Acho que sua carreira podia ter sido mais feliz do que foi. De quase todo mundo, no Brasil, pode-se dizer isso. Mas Candeias foi um desses caras que, a rigor, o establishment conspirou para que não filmasse. Poderia ter feito mais. O que fez, o que ficou, já é muito. Não havia mais lugar para um cara como ele no cinema de hoje.

Thursday, February 08, 2007

INCONFIDÊNCIAS MANEIRAS
INÁCIO ARAUJO

Desculpem o sumiço. Tem vários motivos, entre eles o começo do meu curso, os textos que devo entregar à Folha.

Mas, também, quando voltei de Tiradentes, mal pus os pés em São Paulo, mal tive de tempo de pensar no que aconteceu por lá, a polêmica já estava armada no blog do Zanin. Quem ainda não tiver visto, procure a resenha sobre a Mostra de Tiradentes que ele fez e os comentários.

Que mais poderiam querer os novos curadores, Cléber Eduardo e Eduardo Valente?

Enfim, um festival no Brasil é polêmico! Normalmente, nossos festivais são, hoje em dia, convescotes onde os convidados têm a chance de fazer relações pessoais, passar uns dias agradáveis etc. e tal. Então, me parece que a seleção de filmes operou uma formidável transformação nesse panorama. Habitualmente, os festivais têm um bando de filmes pseudo-comerciais e mais um ou, no máximo, dois miúras, que o establishment olha com certa condescendência (em geral, Bressane é nosso marginal oficial). A seleção foi equilibrada. Não colocou os filmes inusuais como os pedintes, tratou-os em igualdade de condições. Isso é novo e muito interessante (não discuto as virtudes e defeitos de cada filme, pois minha visão foi muito parcial: cheguei na quinta, a mostra acabou no sábado).

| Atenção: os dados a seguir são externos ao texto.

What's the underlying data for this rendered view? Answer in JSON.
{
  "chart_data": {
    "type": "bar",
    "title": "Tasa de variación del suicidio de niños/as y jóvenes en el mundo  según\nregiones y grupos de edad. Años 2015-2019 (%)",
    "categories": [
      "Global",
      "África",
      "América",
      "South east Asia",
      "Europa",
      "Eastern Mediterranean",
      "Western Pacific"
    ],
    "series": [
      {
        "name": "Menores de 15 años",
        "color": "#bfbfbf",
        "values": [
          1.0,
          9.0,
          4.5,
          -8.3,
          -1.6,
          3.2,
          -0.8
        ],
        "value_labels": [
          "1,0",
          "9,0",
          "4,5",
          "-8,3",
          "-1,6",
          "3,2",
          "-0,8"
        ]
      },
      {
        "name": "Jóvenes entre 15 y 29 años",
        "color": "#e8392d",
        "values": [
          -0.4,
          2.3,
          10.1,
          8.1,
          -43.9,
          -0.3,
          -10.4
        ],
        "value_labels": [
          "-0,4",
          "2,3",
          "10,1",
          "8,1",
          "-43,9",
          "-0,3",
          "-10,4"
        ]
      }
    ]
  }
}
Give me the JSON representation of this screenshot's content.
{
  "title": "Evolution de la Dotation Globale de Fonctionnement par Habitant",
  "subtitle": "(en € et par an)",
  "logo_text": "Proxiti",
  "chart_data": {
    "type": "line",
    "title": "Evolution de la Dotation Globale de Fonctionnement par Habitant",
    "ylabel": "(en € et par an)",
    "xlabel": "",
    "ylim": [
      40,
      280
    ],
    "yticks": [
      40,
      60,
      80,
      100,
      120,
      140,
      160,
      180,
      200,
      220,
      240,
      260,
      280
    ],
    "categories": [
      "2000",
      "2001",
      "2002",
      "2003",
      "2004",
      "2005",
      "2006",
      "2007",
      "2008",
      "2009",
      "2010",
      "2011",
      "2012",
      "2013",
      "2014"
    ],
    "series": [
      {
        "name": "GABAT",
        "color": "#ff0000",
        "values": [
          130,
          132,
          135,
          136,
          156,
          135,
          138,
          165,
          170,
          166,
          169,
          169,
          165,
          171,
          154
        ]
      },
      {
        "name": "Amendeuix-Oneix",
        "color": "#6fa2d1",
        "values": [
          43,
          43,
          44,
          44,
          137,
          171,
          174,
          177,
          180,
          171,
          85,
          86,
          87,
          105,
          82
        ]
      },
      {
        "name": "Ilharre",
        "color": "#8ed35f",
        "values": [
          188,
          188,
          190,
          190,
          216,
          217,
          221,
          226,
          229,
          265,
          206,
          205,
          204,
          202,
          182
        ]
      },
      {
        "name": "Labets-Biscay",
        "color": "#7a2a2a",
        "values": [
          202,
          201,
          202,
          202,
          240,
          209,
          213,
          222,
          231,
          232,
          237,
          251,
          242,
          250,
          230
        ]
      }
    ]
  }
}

A mostra deu sequência à iniciativa do ano passado (que teve decorrência também em Brasília, com debates muito interessantes), colocando a crítica no centro das discussões (ou seja: para discutir e ser discutida). É dolorosa a incompreensão que no cinema se tem da crítica: ela é vista ou como algo a cooptar ou como um inimigo perigoso. Na dúvida, opta-se por ela ser um inimigo perigoso, o que é compreensível: ninguém quer ver reflexão sobre um cinema em que as coisas vivem de acomodações.

Me parece importante que os jovens críticos (eles não gostam de ser chamados assim, mas, sinto muito, isso existe) tenham participado de pleno direito do debate. Até aqui, eles tinham uma participação que parecia étnica: havia um debate, um exemplar era escalado. Aqui houve vários deles, na platéia e na cobertura. Me parece saudabilíssimo. Contracampo, Cinética, Paisà, Teorema, entre outros, me parecem lugares onde a reflexão mais séria sobre cinema se faz hoje em dia. É lá que está nosso futuro. Se é que existe futuro, claro.